The combination of Tracleer® with the initiation of intravenous therapy with epoprostenol in adult patients suffering from PAH is well tolerated, as shown in the randomized controlled BREATHE-2 study.
The BREATHE-3 open-label study provided safety and efficacy data in children with PAH treated with Tracleer® with or without concomitant prostanoid therapy. It also provided important information on the dose required in the pediatric formulation.
Results of the open-label BREATHE-4 study in patients whose PAH is related to their infection with the human immuno deficiency virus (HIV) showed improvement in exercise capacity, WHO functional class, and quality of life, as well as cardiopulmonary hemodynamics, compared to baseline after 16 weeks of treatment with Tracleer®.
The first ever randomized placebo-controlled study in patients with Eisenmenger’s syndrome (PAH associated with a congenital heart defect) BREATHE-5 showed that Tracleer® decreases pulmonary vascular resistance and improves exercise capacity in these patients.
The EARLY (Endothelin Antagonist tRial in miLdlY symptomatic PAH patients) study was a randomized, double-blind, placebo-controlled trial, and the only randomized controlled trial to study a dedicated early-stage, or WHO Functional Class II, PAH population. Patients were followed for at least six months, and results showed a significant reduction in pulmonary vascular resistance and a delay in time to clinical worsening. A trend towards improvement in exercise capacity was observed.

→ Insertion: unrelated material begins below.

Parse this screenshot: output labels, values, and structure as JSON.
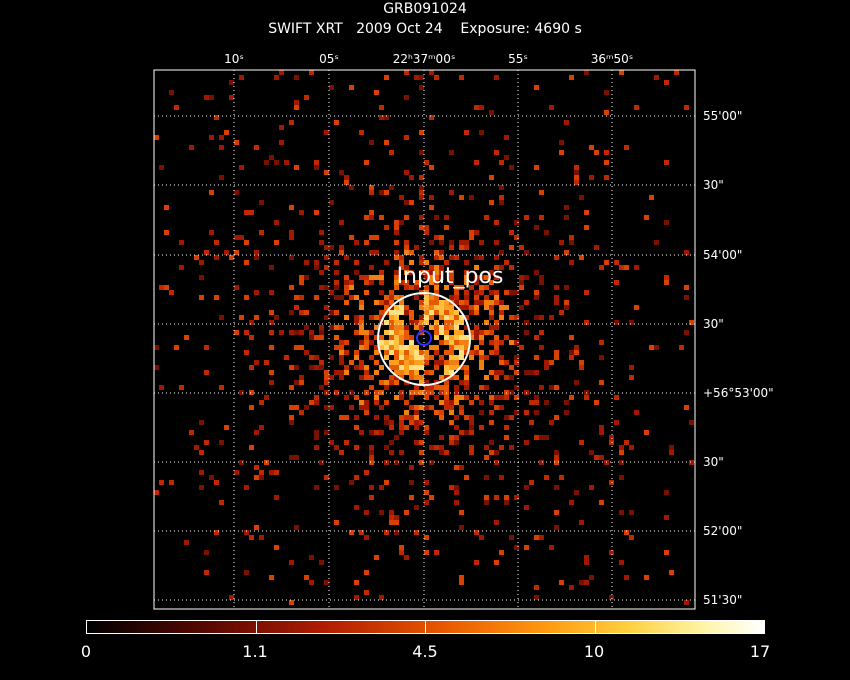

FUTURE-1 (Pediatric FormUlation of bosenTan in pUlmonary arterial hypeRtEnsion) an open-label study, evaluated the safety and pharmacokinetics of a new dispersible tablet formulation of Tracleer®. This study provided important pharmacokinetic and dosing information using the new pediatric formulation of Tracleer®. In FUTURE-1, the observed exposure to Tracleer® was similar to that in children who participated in BREATHE-3.

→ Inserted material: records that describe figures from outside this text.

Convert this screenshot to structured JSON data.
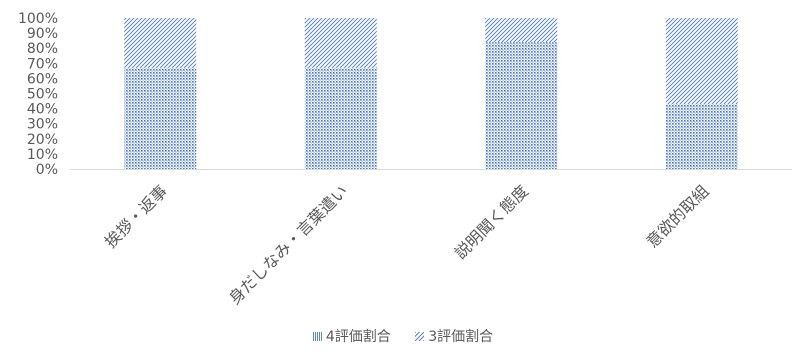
{
  "chart_data": {
    "type": "bar",
    "stacked": true,
    "percent_stacked": true,
    "categories": [
      "挨拶・返事",
      "身だしなみ・言葉遣い",
      "説明聞く態度",
      "意欲的取組"
    ],
    "series": [
      {
        "name": "4評価割合",
        "values": [
          67,
          67,
          84,
          43
        ],
        "color": "#4472c4",
        "pattern": "dotted"
      },
      {
        "name": "3評価割合",
        "values": [
          33,
          33,
          16,
          57
        ],
        "color": "#4472c4",
        "pattern": "diagonal-hatch"
      }
    ],
    "y_ticks": [
      "0%",
      "10%",
      "20%",
      "30%",
      "40%",
      "50%",
      "60%",
      "70%",
      "80%",
      "90%",
      "100%"
    ],
    "ylim": [
      0,
      100
    ],
    "title": "",
    "xlabel": "",
    "ylabel": "",
    "legend_position": "bottom",
    "grid": false
  }
}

FUTURE-2, an open-label safety extension study, is ongoing to assess long-term safety and outcome data.
The multi-center, randomized placebo-controlled study BENEFiT evaluated BosEntan in iNopErable Forms of chronIc Thromboembolic pulmonary hypertension (CTEPH). The BENEFiT study met its primary objective with a significant reduction in pulmonary vascular resistance PVR (p < 0.0001). In addition, patients on bosentan showed a significant improvement in breathlessness (Borg dyspnea score) with exercise, and there was a trend in favor of bosentan towards prevention of worsening WHO functional class.
The RAPIDS (RAndomized Placebo-controlled Investigation of Digital ulcers in Scleroderma) program, consisting of two Phase III clinical trials (RAPIDS-1 and RAPIDS-2), tested the benefits of Tracleer® in ischemic digital ulcers secondary to systemic sclerosis. In both studies, Tracleer® reduced the number of new digital ulcers.